Heat wave puts strain on air conditioners
CLIO, Mich. - The late June and early July extended heat wave has put air conditioners to the test.
Cooling companies say they're overwhelmed with calls from people whose homes are a little too toasty.
"We are off the hook with calls, I think that goes for every heating and cooling company around," said Jeff Lee from Holland Heating and Cooling.
He says there's a few reasons why your air might not work in peak heat.
"The air conditioner not working at all, which sometimes comes down to low refrigerant levels, there's a way to check that just by looking at the unit. Sometimes it's something as simple as a capacitor. Other times it's just a dead AC unit," explained Lee.
Lee says you should remove weeds and dirt from around your outside unit to keep it working well.
You can also check the pipes for signs of a problem.
"If for some reason you start out with having cool air and then it seems to stop, go outside and take a peek at your unit especially the pipes that run into your house. If you noticed that those pipes are frosted, they are not supposed to be frosted that's usually an indication of bad air flow or low refrigerant so you need to have the unit repaired," said Lee.
Don’t forget about changing the furnace filter, even during the summer.
"We tend not to think about the furnace because we're dealing with central air. But it's the furnace duct work and the furnace that propels the central air through the house, so having a clean filter is imperative," described Lee.

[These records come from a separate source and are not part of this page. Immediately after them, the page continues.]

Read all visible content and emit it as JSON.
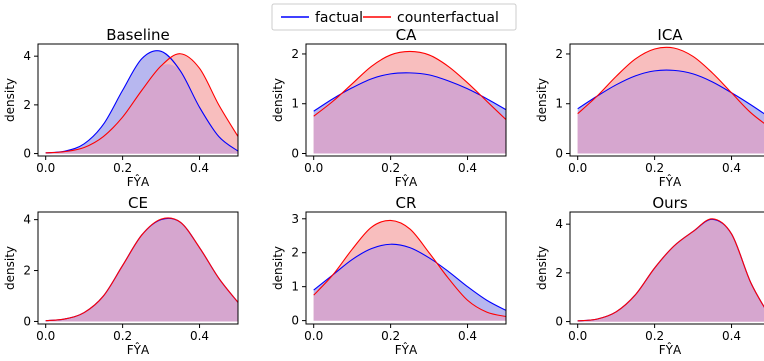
{
  "legend": {
    "items": [
      {
        "label": "factual",
        "color": "#0000ff"
      },
      {
        "label": "counterfactual",
        "color": "#ff0000"
      }
    ]
  },
  "colors": {
    "factual_line": "#0000ff",
    "counterfactual_line": "#ff0000",
    "factual_fill": "#b7b7ef",
    "counterfactual_fill": "#f8bebe",
    "overlap_fill": "#d6a6cf"
  },
  "chart_data": [
    {
      "type": "area",
      "title": "Baseline",
      "xlabel": "FŶA",
      "ylabel": "density",
      "xlim": [
        -0.02,
        0.5
      ],
      "ylim": [
        -0.1,
        4.5
      ],
      "xticks": [
        "0.0",
        "0.2",
        "0.4"
      ],
      "xtick_values": [
        0.0,
        0.2,
        0.4
      ],
      "yticks": [
        "0",
        "2",
        "4"
      ],
      "ytick_values": [
        0,
        2,
        4
      ],
      "x": [
        0.0,
        0.05,
        0.1,
        0.15,
        0.2,
        0.25,
        0.3,
        0.35,
        0.4,
        0.45,
        0.5
      ],
      "series": [
        {
          "name": "factual",
          "values": [
            0.03,
            0.1,
            0.4,
            1.2,
            2.6,
            3.9,
            4.2,
            3.4,
            1.9,
            0.7,
            0.1
          ]
        },
        {
          "name": "counterfactual",
          "values": [
            0.03,
            0.08,
            0.25,
            0.7,
            1.5,
            2.6,
            3.6,
            4.1,
            3.5,
            2.0,
            0.7
          ]
        }
      ]
    },
    {
      "type": "area",
      "title": "CA",
      "xlabel": "FŶA",
      "ylabel": "density",
      "xlim": [
        -0.02,
        0.5
      ],
      "ylim": [
        -0.05,
        2.2
      ],
      "xticks": [
        "0.0",
        "0.2",
        "0.4"
      ],
      "xtick_values": [
        0.0,
        0.2,
        0.4
      ],
      "yticks": [
        "0",
        "1",
        "2"
      ],
      "ytick_values": [
        0,
        1,
        2
      ],
      "x": [
        0.0,
        0.05,
        0.1,
        0.15,
        0.2,
        0.25,
        0.3,
        0.35,
        0.4,
        0.45,
        0.5
      ],
      "series": [
        {
          "name": "factual",
          "values": [
            0.85,
            1.1,
            1.32,
            1.5,
            1.6,
            1.62,
            1.58,
            1.46,
            1.3,
            1.1,
            0.88
          ]
        },
        {
          "name": "counterfactual",
          "values": [
            0.75,
            1.05,
            1.4,
            1.75,
            1.98,
            2.05,
            1.98,
            1.75,
            1.42,
            1.05,
            0.68
          ]
        }
      ]
    },
    {
      "type": "area",
      "title": "ICA",
      "xlabel": "FŶA",
      "ylabel": "density",
      "xlim": [
        -0.02,
        0.5
      ],
      "ylim": [
        -0.05,
        2.2
      ],
      "xticks": [
        "0.0",
        "0.2",
        "0.4"
      ],
      "xtick_values": [
        0.0,
        0.2,
        0.4
      ],
      "yticks": [
        "0",
        "1",
        "2"
      ],
      "ytick_values": [
        0,
        1,
        2
      ],
      "x": [
        0.0,
        0.05,
        0.1,
        0.15,
        0.2,
        0.25,
        0.3,
        0.35,
        0.4,
        0.45,
        0.5
      ],
      "series": [
        {
          "name": "factual",
          "values": [
            0.9,
            1.15,
            1.38,
            1.56,
            1.66,
            1.67,
            1.6,
            1.44,
            1.22,
            0.98,
            0.72
          ]
        },
        {
          "name": "counterfactual",
          "values": [
            0.8,
            1.15,
            1.55,
            1.9,
            2.1,
            2.12,
            1.95,
            1.62,
            1.22,
            0.82,
            0.52
          ]
        }
      ]
    },
    {
      "type": "area",
      "title": "CE",
      "xlabel": "FŶA",
      "ylabel": "density",
      "xlim": [
        -0.02,
        0.5
      ],
      "ylim": [
        -0.1,
        4.3
      ],
      "xticks": [
        "0.0",
        "0.2",
        "0.4"
      ],
      "xtick_values": [
        0.0,
        0.2,
        0.4
      ],
      "yticks": [
        "0",
        "2",
        "4"
      ],
      "ytick_values": [
        0,
        2,
        4
      ],
      "x": [
        0.0,
        0.05,
        0.1,
        0.15,
        0.2,
        0.25,
        0.3,
        0.35,
        0.4,
        0.45,
        0.5
      ],
      "series": [
        {
          "name": "factual",
          "values": [
            0.03,
            0.1,
            0.35,
            1.0,
            2.2,
            3.4,
            4.0,
            3.9,
            2.9,
            1.7,
            0.75
          ]
        },
        {
          "name": "counterfactual",
          "values": [
            0.03,
            0.1,
            0.35,
            1.0,
            2.2,
            3.4,
            4.02,
            3.9,
            2.9,
            1.7,
            0.75
          ]
        }
      ]
    },
    {
      "type": "area",
      "title": "CR",
      "xlabel": "FŶA",
      "ylabel": "density",
      "xlim": [
        -0.02,
        0.5
      ],
      "ylim": [
        -0.1,
        3.2
      ],
      "xticks": [
        "0.0",
        "0.2",
        "0.4"
      ],
      "xtick_values": [
        0.0,
        0.2,
        0.4
      ],
      "yticks": [
        "0",
        "1",
        "2",
        "3"
      ],
      "ytick_values": [
        0,
        1,
        2,
        3
      ],
      "x": [
        0.0,
        0.05,
        0.1,
        0.15,
        0.2,
        0.25,
        0.3,
        0.35,
        0.4,
        0.45,
        0.5
      ],
      "series": [
        {
          "name": "factual",
          "values": [
            0.9,
            1.35,
            1.8,
            2.12,
            2.25,
            2.15,
            1.85,
            1.45,
            1.0,
            0.6,
            0.3
          ]
        },
        {
          "name": "counterfactual",
          "values": [
            0.75,
            1.35,
            2.1,
            2.75,
            2.95,
            2.7,
            2.0,
            1.25,
            0.6,
            0.25,
            0.12
          ]
        }
      ]
    },
    {
      "type": "area",
      "title": "Ours",
      "xlabel": "FŶA",
      "ylabel": "density",
      "xlim": [
        -0.02,
        0.5
      ],
      "ylim": [
        -0.1,
        4.5
      ],
      "xticks": [
        "0.0",
        "0.2",
        "0.4"
      ],
      "xtick_values": [
        0.0,
        0.2,
        0.4
      ],
      "yticks": [
        "0",
        "2",
        "4"
      ],
      "ytick_values": [
        0,
        2,
        4
      ],
      "x": [
        0.0,
        0.05,
        0.1,
        0.15,
        0.2,
        0.25,
        0.3,
        0.35,
        0.4,
        0.45,
        0.5
      ],
      "series": [
        {
          "name": "factual",
          "values": [
            0.03,
            0.1,
            0.4,
            1.1,
            2.2,
            3.1,
            3.7,
            4.2,
            3.6,
            1.6,
            0.2
          ]
        },
        {
          "name": "counterfactual",
          "values": [
            0.03,
            0.1,
            0.4,
            1.1,
            2.2,
            3.1,
            3.7,
            4.22,
            3.6,
            1.6,
            0.2
          ]
        }
      ]
    }
  ]
}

"We have seen quite a bit of a jump in sales, and the air conditioners and everything else a lot of places have been running out," said Bill Rickley, assistant manager at Gill-Roy’s Hardware in Clio.
He says sales of portable AC units are sizzling just like the temperatures outside.
"We've seen an increase to where we have to order a lot more, we order them twice a week now,” said Rickley.
Lee says portable AC is a good alternative if you don't have central air, but make sure it's the right size.
"The key is sizing them properly so that they cycle on and off rather than getting one too small that runs forever and drives your utility bills just crazy," said Lee.